To have so much attention heaped on Esurance with so little care given to whether Twitter sweeps fit the brand’s needs, if Esurance can convert followers into customers at any reasonable scale and efficiency, or if the program will or can contribute to the bottom line is, in my opinion, an embarrassment to the industry. The amazing level of buzz demonstrates how quickly social media professionals grab onto any hint of success and how unwilling they are to deeply explore and challenge the ways social fits (or doesn’t) with marketing objectives.

I thought our industry was maturing, but once again I am reminded that too many marketers believe social is a medium to be exploited by brands and not a new way of thinking and acting that happens to brands.

Postscript: The validity and interpretation of the reported data:

I know this blog post is more than long enough already, but I wanted to explore the data and whether it jibes with what we know about Twitter. I would have included this analysis earlier, but I thought it would detract from the primary point I wanted to make; nonetheless, I think if we fire up our calculators and apply our experience, we can begin to uncover questions about the data shared for this program.

The figures imply each tweet was seen 481 times (2.6 billion social impressions divided by 5.4 million uses of the #EsuranceSave30 hashtag).  I’ve seen some data indicating the average Twitter user has 208 followers, but a recent and thorough analysis revealed that active Twitter accounts (those that have posted in the last 30 days) have a median of just 61 followers. Moreover, since many folks created new Twitter accounts just to enter, it is safe to assume the typical account tweeting #EsuranceSave30 had fewer than the median. As a result, it is very difficult to square the number of hashtag uses with the number of impressions reported.
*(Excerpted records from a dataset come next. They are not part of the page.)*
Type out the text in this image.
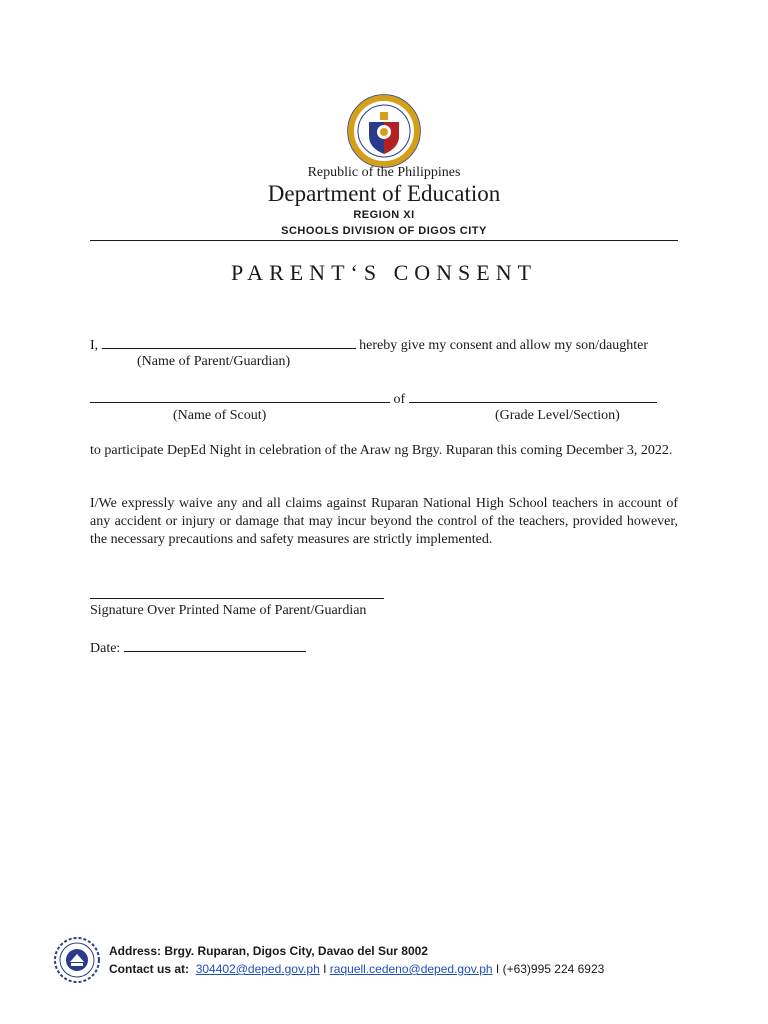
Republic of the Philippines
Department of Education
REGION XI
SCHOOLS DIVISION OF DIGOS CITY
PARENT‘S CONSENT
I,	hereby give my consent and allow my son/daughter
(Name of Parent/Guardian)
of
(Name of Scout)	(Grade Level/Section)
to participate DepEd Night in celebration of the Araw ng Brgy. Ruparan this coming December 3, 2022.
I/We expressly waive any and all claims against Ruparan National High School teachers in account of any accident or injury or damage that may incur beyond the control of the teachers, provided however, the necessary precautions and safety measures are strictly implemented.
Signature Over Printed Name of Parent/Guardian
Date:
Address: Brgy. Ruparan, Digos City, Davao del Sur 8002
Contact us at: 304402@deped.gov.ph I raquell.cedeno@deped.gov.ph I (+63)995 224 6923
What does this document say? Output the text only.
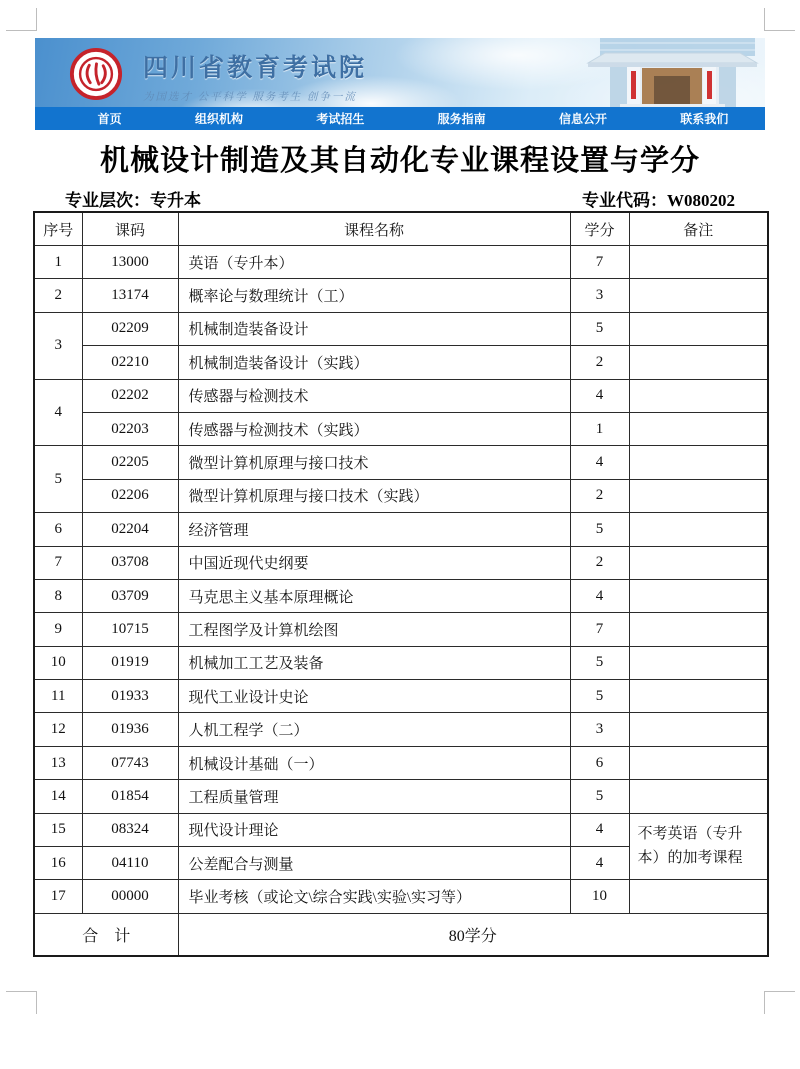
四川省教育考试院
为国选才 公平科学 服务考生 创争一流
首页	组织机构	考试招生	服务指南	信息公开	联系我们
机械设计制造及其自动化专业课程设置与学分
专业层次：专升本	专业代码：W080202
序号	课码	课程名称	学分	备注
1	13000	英语（专升本）	7	
2	13174	概率论与数理统计（工）	3	
3	02209	机械制造装备设计	5	
	02210	机械制造装备设计（实践）	2	
4	02202	传感器与检测技术	4	
	02203	传感器与检测技术（实践）	1	
5	02205	微型计算机原理与接口技术	4	
	02206	微型计算机原理与接口技术（实践）	2	
6	02204	经济管理	5	
7	03708	中国近现代史纲要	2	
8	03709	马克思主义基本原理概论	4	
9	10715	工程图学及计算机绘图	7	
10	01919	机械加工工艺及装备	5	
11	01933	现代工业设计史论	5	
12	01936	人机工程学（二）	3	
13	07743	机械设计基础（一）	6	
14	01854	工程质量管理	5	
15	08324	现代设计理论	4	不考英语（专升本）的加考课程
16	04110	公差配合与测量	4	
17	00000	毕业考核（或论文\综合实践\实验\实习等）	10	
合　计		80学分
Moreover, even if we set aside questions about the accuracy of the 2.6 billion figure, it is important to understand that Esurance is playing loose by calling these “impressions” and not “potential impressions.” No Twitter user can know how many of their followers see a given tweet–at any moment, most people are not signed on to Twitter and watching their tweet stream, so any single tweet is actually seen by a fraction of an account’s followers. No accurate data exists as to the percent of followers that read each tweet, but I have seen estimates in the five to ten percent range. If this program had 2.6 million potential impressions (computed with the assumption every follower of every account that tweeted saw every tweet) and if just 10% of those accounts’ followers actually saw the tweets, then actual impressions were closer to 260 million.
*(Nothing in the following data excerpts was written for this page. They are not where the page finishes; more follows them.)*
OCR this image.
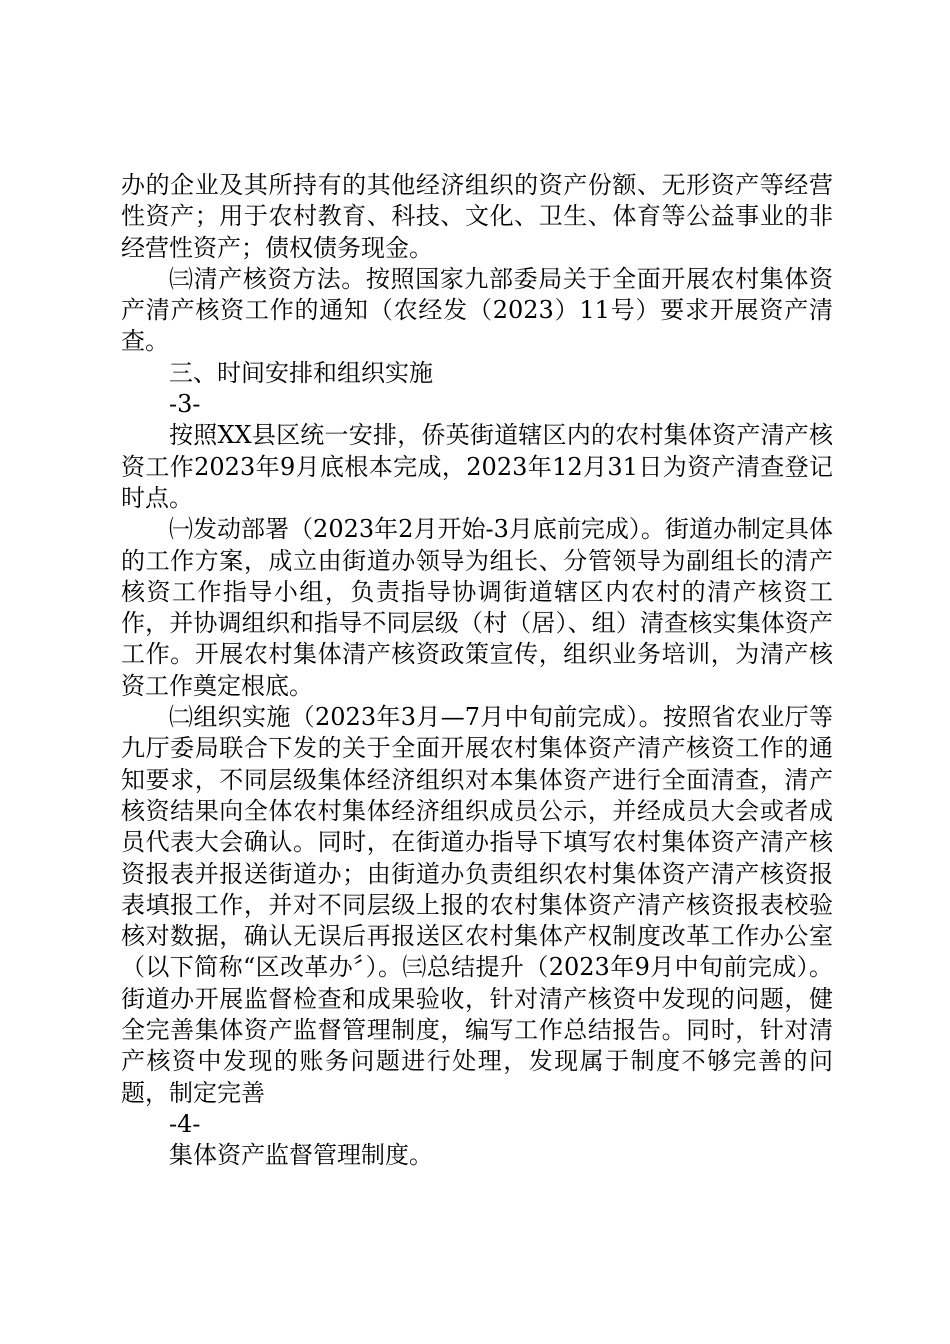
办的企业及其所持有的其他经济组织的资产份额、无形资产等经营性资产；用于农村教育、科技、文化、卫生、体育等公益事业的非经营性资产；债权债务现金。

㈢清产核资方法。按照国家九部委局关于全面开展农村集体资产清产核资工作的通知（农经发（2023）11号）要求开展资产清查。

三、时间安排和组织实施

-3-

按照XX县区统一安排，侨英街道辖区内的农村集体资产清产核资工作2023年9月底根本完成，2023年12月31日为资产清查登记时点。

㈠发动部署（2023年2月开始-3月底前完成）。街道办制定具体的工作方案，成立由街道办领导为组长、分管领导为副组长的清产核资工作指导小组，负责指导协调街道辖区内农村的清产核资工作，并协调组织和指导不同层级（村（居）、组）清查核实集体资产工作。开展农村集体清产核资政策宣传，组织业务培训，为清产核资工作奠定根底。

㈡组织实施（2023年3月—7月中旬前完成）。按照省农业厅等九厅委局联合下发的关于全面开展农村集体资产清产核资工作的通知要求，不同层级集体经济组织对本集体资产进行全面清查，清产核资结果向全体农村集体经济组织成员公示，并经成员大会或者成员代表大会确认。同时，在街道办指导下填写农村集体资产清产核资报表并报送街道办；由街道办负责组织农村集体资产清产核资报表填报工作，并对不同层级上报的农村集体资产清产核资报表校验核对数据，确认无误后再报送区农村集体产权制度改革工作办公室（以下简称“区改革办〞）。㈢总结提升（2023年9月中旬前完成）。街道办开展监督检查和成果验收，针对清产核资中发现的问题，健全完善集体资产监督管理制度，编写工作总结报告。同时，针对清产核资中发现的账务问题进行处理，发现属于制度不够完善的问题，制定完善

-4-

集体资产监督管理制度。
And, while we’re at it, let’s also point out the giant difference between reach (the number of unique people who saw the tweets) and impressions (the number of times tweets were seen by non-unqiue individuals). If the average person who saw an Esurance tweet saw three of them, then the reach of this program is one-third the impressions (actual, not potential). Considering all of the above, we can calculate the following based on hypothetical but reasonable assumptions:

  • 5.4 million hashtag uses x
  • 61 median followers x 
  • 10% of a tweeting account’s followers that actually seeing the tweet /
  • 3 impressions for each unique individual who saw a tweet = 
  • Reach of 11 million uniques

Still a big number but quite a bit different from 2.6 billion, wouldn’t you say?  This is the sort of analysis I would expect from mainstream media outlets like Adweek and Ad Age before they jump on the bandwagon and merely repeat the numbers they are fed by a brand.